I can always tell when Mrs Oakley has walked our flatcoat retriever. On our next outing Damson nudges my pocket every 200 yards having been encouraged to consider completion of that distance sufficient accomplishment to be rewarded with a treat (although, truth be told, it is Mrs O. who deserves the treat for three-mile dog walks just two months after breaking her hip).
Rewards were much harder-earned at Lingfield Park’s Winter Million meeting last Saturday on the all-weather polytrack surface. To my shame I had travelled there grudgingly: plan A had been to watch the mighty Energumene at Ascot, plan B to see if Bristol De Mai could do it one last time at Haydock, but both meetings were frosted off and so I settled for what I thought would be second-rate racing on the all-weather.
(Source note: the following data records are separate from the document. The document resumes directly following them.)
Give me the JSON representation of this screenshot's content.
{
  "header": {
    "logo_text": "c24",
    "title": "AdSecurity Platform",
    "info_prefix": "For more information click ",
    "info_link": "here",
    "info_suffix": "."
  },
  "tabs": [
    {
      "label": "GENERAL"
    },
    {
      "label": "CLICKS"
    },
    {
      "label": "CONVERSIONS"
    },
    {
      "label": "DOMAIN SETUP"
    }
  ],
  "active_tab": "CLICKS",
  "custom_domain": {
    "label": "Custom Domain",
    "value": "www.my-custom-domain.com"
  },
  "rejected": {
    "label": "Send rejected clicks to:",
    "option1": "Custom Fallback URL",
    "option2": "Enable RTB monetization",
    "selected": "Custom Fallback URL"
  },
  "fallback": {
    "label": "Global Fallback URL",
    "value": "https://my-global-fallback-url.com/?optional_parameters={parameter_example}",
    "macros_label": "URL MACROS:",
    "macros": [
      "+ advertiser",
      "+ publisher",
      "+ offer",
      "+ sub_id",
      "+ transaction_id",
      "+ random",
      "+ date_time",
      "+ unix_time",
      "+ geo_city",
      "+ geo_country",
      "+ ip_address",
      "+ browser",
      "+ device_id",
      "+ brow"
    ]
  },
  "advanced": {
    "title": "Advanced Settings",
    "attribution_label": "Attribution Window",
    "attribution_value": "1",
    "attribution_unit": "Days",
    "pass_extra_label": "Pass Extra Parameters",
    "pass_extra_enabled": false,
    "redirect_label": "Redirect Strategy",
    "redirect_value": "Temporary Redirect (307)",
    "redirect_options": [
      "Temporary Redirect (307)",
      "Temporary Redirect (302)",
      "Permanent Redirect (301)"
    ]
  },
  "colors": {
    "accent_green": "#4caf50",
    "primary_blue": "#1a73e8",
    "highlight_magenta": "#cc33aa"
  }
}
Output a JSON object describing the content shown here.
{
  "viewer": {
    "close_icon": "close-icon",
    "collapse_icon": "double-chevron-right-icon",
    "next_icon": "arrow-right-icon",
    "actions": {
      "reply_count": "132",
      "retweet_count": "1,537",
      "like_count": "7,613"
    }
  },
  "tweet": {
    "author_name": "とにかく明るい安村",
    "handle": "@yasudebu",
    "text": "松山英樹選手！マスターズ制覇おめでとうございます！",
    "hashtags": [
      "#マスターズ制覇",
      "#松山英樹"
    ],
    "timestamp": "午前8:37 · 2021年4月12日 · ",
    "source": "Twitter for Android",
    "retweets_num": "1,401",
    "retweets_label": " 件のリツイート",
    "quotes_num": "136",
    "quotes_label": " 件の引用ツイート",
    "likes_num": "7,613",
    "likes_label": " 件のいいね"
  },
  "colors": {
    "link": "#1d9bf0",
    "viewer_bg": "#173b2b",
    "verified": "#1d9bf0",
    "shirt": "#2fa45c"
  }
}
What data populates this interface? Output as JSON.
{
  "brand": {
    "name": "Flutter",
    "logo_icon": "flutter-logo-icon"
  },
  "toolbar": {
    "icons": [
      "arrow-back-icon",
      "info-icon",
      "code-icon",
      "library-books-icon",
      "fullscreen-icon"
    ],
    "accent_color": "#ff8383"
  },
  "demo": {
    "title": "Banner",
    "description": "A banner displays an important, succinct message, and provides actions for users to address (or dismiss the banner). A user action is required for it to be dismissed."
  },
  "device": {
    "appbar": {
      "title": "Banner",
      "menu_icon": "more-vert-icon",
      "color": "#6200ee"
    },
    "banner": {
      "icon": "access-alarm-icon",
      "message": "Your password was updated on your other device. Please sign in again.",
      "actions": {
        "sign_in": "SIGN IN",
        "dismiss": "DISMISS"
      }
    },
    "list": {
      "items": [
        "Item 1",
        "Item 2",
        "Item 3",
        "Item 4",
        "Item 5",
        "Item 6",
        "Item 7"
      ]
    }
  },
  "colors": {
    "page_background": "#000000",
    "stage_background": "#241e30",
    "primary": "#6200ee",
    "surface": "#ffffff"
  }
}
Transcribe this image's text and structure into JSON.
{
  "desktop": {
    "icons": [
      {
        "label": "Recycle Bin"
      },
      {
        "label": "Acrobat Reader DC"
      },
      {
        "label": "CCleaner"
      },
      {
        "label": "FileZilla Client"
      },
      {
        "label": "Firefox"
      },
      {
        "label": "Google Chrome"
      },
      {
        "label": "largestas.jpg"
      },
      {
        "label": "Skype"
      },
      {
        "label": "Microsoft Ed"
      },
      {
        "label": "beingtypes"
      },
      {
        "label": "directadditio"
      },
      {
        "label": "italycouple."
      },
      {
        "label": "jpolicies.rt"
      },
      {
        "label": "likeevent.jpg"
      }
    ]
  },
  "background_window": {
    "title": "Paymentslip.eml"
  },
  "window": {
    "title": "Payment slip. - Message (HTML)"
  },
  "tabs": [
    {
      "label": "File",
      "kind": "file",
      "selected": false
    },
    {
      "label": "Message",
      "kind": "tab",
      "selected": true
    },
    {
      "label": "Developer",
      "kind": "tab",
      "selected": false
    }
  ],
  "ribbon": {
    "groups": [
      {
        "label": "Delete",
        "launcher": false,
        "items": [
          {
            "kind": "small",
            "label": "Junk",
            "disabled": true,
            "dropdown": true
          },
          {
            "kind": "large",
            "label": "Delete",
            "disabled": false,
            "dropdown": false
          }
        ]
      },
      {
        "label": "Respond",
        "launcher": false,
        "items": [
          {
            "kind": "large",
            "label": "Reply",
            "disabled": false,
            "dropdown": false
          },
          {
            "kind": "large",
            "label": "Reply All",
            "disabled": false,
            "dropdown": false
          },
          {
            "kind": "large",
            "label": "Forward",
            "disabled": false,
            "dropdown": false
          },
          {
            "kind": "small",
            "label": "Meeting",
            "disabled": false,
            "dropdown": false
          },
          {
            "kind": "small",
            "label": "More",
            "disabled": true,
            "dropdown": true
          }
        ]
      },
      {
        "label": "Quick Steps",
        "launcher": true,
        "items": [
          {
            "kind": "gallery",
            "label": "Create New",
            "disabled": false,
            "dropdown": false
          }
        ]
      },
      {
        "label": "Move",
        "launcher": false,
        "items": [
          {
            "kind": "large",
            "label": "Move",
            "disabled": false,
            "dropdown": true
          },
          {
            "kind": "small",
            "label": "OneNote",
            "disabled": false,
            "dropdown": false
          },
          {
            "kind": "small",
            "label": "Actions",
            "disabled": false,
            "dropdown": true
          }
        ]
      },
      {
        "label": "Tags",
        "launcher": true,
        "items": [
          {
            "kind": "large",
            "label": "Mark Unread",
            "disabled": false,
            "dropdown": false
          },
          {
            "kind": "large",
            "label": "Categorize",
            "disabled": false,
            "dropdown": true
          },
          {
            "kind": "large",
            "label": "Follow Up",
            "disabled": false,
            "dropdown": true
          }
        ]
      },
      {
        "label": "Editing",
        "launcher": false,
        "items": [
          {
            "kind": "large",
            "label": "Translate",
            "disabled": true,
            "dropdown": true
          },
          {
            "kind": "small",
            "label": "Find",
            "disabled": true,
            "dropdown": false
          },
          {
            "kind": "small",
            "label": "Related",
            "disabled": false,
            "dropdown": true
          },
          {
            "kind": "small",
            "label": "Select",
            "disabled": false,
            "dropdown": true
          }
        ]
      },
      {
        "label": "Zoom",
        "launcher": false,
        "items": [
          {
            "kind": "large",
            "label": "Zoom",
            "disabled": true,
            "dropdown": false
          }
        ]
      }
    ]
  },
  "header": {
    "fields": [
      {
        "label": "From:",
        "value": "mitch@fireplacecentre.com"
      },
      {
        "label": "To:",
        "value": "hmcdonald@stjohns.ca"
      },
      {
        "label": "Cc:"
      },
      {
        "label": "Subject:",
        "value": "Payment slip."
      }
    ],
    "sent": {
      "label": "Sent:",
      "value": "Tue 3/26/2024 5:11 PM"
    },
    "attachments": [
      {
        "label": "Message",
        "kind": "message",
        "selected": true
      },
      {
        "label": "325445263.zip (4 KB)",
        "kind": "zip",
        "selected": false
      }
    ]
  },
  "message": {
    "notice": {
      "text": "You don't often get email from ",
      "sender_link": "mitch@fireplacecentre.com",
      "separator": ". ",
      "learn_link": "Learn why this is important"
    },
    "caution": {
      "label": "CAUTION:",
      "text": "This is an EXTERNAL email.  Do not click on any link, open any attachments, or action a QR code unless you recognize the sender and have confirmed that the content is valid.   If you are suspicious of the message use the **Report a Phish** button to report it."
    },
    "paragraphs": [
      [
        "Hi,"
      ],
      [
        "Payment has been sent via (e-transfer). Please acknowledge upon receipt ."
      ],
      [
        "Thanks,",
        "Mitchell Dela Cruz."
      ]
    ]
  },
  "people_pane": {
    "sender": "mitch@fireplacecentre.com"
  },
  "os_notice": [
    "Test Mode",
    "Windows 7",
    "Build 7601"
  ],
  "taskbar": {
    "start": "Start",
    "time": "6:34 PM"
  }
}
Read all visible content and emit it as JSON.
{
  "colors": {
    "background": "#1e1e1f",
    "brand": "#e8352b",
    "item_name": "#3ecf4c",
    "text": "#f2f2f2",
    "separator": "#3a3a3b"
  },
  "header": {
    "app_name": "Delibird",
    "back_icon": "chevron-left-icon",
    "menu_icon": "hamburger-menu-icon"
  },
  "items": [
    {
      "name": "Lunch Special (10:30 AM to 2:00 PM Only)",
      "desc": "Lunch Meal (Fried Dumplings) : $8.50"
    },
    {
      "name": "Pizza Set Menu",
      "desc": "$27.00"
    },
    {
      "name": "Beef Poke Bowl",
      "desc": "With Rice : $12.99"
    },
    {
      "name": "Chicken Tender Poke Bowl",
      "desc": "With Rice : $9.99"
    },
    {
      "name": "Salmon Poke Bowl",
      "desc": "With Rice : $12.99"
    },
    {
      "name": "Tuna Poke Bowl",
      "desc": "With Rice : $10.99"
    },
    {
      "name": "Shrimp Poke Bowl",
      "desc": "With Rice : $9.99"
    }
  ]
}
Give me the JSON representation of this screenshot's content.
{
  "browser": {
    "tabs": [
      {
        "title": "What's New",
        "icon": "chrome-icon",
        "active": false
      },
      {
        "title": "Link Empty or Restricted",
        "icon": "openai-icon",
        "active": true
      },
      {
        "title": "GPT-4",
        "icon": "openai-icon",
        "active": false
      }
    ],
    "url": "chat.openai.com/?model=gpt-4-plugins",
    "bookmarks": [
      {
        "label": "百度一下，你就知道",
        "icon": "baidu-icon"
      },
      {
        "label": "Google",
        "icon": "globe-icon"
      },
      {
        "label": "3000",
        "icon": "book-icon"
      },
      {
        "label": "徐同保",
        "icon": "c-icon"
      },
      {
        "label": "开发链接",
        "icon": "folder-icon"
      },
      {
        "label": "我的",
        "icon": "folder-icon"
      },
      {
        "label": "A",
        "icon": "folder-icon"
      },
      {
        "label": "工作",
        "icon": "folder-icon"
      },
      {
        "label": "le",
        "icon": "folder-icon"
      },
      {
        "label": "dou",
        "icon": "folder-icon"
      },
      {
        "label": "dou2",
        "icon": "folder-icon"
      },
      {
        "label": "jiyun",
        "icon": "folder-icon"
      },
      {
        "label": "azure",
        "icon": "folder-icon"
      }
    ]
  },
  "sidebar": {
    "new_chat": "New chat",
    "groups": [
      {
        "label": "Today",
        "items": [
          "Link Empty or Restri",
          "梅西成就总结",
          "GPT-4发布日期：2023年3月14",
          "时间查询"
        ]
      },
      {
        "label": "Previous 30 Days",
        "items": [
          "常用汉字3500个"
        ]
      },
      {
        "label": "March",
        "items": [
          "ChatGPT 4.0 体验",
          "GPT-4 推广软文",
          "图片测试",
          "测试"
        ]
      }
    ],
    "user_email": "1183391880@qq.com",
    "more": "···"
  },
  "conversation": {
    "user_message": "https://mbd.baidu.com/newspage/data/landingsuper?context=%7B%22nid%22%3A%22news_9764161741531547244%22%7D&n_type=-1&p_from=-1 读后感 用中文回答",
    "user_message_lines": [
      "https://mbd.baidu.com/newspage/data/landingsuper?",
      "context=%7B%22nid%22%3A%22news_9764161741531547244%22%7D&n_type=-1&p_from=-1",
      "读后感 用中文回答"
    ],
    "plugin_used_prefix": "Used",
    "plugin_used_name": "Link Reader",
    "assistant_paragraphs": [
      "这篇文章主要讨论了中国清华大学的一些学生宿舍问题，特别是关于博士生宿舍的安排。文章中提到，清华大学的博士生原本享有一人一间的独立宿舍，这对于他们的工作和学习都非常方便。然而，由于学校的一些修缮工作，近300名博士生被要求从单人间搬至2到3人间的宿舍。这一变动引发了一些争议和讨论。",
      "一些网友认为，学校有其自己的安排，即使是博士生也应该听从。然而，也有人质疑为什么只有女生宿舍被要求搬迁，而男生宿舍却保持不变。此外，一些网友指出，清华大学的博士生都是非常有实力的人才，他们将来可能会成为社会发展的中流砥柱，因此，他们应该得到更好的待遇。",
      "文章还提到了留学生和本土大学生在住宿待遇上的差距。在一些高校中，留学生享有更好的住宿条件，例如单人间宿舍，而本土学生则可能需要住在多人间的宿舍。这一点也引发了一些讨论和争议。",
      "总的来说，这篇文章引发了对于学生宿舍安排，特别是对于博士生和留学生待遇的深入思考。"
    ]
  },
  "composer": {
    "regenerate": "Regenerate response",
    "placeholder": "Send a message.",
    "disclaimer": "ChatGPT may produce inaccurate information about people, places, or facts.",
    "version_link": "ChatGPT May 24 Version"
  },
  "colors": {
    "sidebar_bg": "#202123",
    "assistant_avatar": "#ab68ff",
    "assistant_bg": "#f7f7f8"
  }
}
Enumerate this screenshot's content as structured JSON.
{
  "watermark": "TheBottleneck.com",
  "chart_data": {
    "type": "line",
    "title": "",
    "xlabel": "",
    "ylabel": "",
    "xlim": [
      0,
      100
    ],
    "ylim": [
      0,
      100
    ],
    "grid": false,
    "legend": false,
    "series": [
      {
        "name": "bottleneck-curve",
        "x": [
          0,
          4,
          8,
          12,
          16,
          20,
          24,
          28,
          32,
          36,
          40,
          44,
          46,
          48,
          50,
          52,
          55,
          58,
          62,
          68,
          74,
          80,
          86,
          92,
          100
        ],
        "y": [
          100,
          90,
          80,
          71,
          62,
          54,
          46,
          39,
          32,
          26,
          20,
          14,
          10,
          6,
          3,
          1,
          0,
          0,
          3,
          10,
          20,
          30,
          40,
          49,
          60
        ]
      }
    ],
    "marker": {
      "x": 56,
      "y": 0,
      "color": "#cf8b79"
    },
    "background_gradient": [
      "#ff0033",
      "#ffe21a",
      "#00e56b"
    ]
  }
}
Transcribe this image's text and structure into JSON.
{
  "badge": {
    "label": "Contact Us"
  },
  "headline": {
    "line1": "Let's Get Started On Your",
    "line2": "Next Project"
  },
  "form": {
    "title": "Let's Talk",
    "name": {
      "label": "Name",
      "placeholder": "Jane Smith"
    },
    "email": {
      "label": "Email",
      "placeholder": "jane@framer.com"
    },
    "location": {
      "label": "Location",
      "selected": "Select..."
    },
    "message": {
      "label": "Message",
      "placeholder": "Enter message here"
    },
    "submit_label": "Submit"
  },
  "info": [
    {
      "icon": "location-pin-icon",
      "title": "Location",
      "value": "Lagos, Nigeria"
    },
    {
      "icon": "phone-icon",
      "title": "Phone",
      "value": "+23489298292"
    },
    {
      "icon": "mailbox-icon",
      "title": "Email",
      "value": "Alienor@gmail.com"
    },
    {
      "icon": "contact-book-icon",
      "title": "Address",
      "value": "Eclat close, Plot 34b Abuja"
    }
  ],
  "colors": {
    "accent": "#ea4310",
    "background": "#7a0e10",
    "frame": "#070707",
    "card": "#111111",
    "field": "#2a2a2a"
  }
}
But what the crowd got was an eight-race card with only one involving fewer than eight runners, good prize money, a series of thrilling finishes, early sight of the latest infant prodigy in the saddle and victory for a filly who could just be a rising star at four. The staff were welcoming, the coffee was hot and they do a good bacon bap at Lingfield. What was not to like?
There was no shortage of star quality either. Jockey Ryan Moore, briefly back from his travels, lost out by a neck on Ehteyat and three quarters of a length on Paris Lights, both well-backed favourites for George Boughey. But I don’t suppose it caused him too much grief; while away he picked up 10 per cent of the £2.5 million prize for winning the Japan Cup and another good sum for first place in the Hong Kong Sprint worth HK$24 million.
Ehteyat’s race was won by the hard-grafting Luke Morris, hero of the 2022 Arc on Alpinista, who last week rode his 2,000th winner.